It goes on like that, wonderfully written and manically acted, for a good long while. Just long enough that it stops being vibrant and scary, and just gets really sad and inert. Michelle realizes, just as you're starting to, that this activity itself is the telos, the always-becoming, never-being stasis of grief. There will always be more flowers and more musicians and more tents and chairs and things to be done. There will always be more talking. Fanny will talk until the world ends. The world has ended, already, of course, but this last chapter can be extended as long as she's standing.
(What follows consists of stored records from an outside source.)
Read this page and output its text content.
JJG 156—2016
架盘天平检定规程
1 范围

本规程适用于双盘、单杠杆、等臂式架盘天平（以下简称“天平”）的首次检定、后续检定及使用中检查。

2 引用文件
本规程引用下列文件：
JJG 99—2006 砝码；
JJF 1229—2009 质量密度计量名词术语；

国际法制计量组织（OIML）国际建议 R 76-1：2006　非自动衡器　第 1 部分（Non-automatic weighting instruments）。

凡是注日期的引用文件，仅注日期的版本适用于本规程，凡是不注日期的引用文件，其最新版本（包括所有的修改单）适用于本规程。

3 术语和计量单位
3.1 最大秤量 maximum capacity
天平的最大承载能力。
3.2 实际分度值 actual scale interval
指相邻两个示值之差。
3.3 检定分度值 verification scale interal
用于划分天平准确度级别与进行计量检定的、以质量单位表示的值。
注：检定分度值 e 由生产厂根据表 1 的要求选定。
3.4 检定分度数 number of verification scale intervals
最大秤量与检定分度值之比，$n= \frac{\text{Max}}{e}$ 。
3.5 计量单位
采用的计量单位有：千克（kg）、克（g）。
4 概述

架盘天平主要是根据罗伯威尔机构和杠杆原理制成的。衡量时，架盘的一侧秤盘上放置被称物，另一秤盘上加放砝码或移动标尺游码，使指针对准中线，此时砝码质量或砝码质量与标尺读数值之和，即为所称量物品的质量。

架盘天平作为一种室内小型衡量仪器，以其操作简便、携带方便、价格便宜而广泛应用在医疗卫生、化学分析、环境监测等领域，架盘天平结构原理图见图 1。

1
Fanny wanders out, still talking, and Michelle braces herself for a moment against the steel door of the refrigerator, too full of Fanny's tumult to breathe. She closes her eyes. When she opens them, Truly has appeared with a casserole, looking hollowed.
Truly: "I blame you."
There are a million responses; a million things to say. Truly's feeling this at least as deeply as Fanny is, maybe more. Fanny's mourning a future that will never come, but Truly's still in mourning for a world that could never be. And of all the shames and bitterness, this is bitter: That Michelle is lost in this grief all around her, unable to move but unable to stand still, unable to grieve without feeling like a tourist and unable to speak without asking to be hit.
Michelle: "...I do too."
I will tell you a thing about grief. Or more properly about the dead, because I don't know a lot about grief. I have lost people but I haven't really grieved them. And for a long time I thought that said something about me: That either I was lacking something, or the people I lost weren't important enough to grieve, or our relationships were either so fraught or so complete that there was nothing left undone. I have felt like a tourist and even worse, like Michelle, I have felt like an indictment just for being there. Embarrassed for existing in the same location as someone else's grief.
What I've learned about that is that everybody feels like that. It's not a thing you can prepare for, or study up on, or learn about on the internet. It comes fast, and it comes slow, and it doesn't feel like you thought it would feel. It doesn't feel like anything you know; sometimes it doesn't feel like anything. But if you feel ashamed, if you measure the complexity of your response against the million other ways that people can respond, you can make it all about you real quick. Death is about the living, not the dead. Everybody is making it about them, all the time. But getting lost in the maze of thoughts-about-thoughts, feelings-about-feelings, is just a trick your head pulls on you because it doesn't know what else to do.